Support for the Seminole War is eroding…
July 1839 CE
Support for the Seminole War is eroding in Washington and around the country.
Florida’s winter season had been quiet.
While incidents and skirmishes continue, there have been no major actions.
Many people are beginning to think that the Seminoles have earned a right to stay in Florida.
The war is far from over and has become very costly.
President Martin Van Buren sends the Commanding General of the Army, Alexander Macomb, to negotiate a new treaty with the Seminoles.
On May 19, 1839, Macomb announced that an agreement had been reached with the Seminoles.
The Seminoles are to stop fighting in exchange for a reservation in southern Florida.
As the summer passes, the agreement seems to be holding.
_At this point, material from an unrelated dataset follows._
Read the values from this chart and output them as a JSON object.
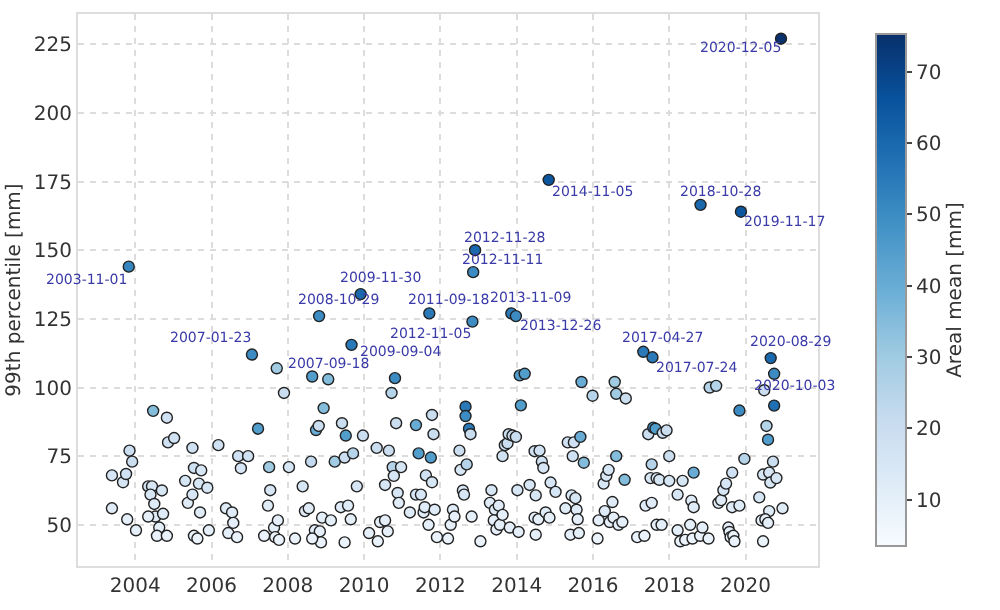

On July 23, some one hundred and fifty Indians attack a trading post on the Caloosahatchee River that is guarded by a detachment of twenty-three soldiers, under the command of Colonel William S. Harney.
Some of the soldiers, including Colonel Harney, are able to reach the river and find boats to escape in, but most of the soldiers, as well as several civilians in the trading post, are killed.
Many blame the "Spanish" Indians, led by Chakaika, for the attack, but others suspect Sam Jones, whose band of Mikasukis had been the ones to actually reach agreement with Macomb.
Sam Jones promises to turn the men responsible for the attack over to Harney in thirty-three days.
Before that time is up, two soldiers visiting Sam Jones' camp are killed.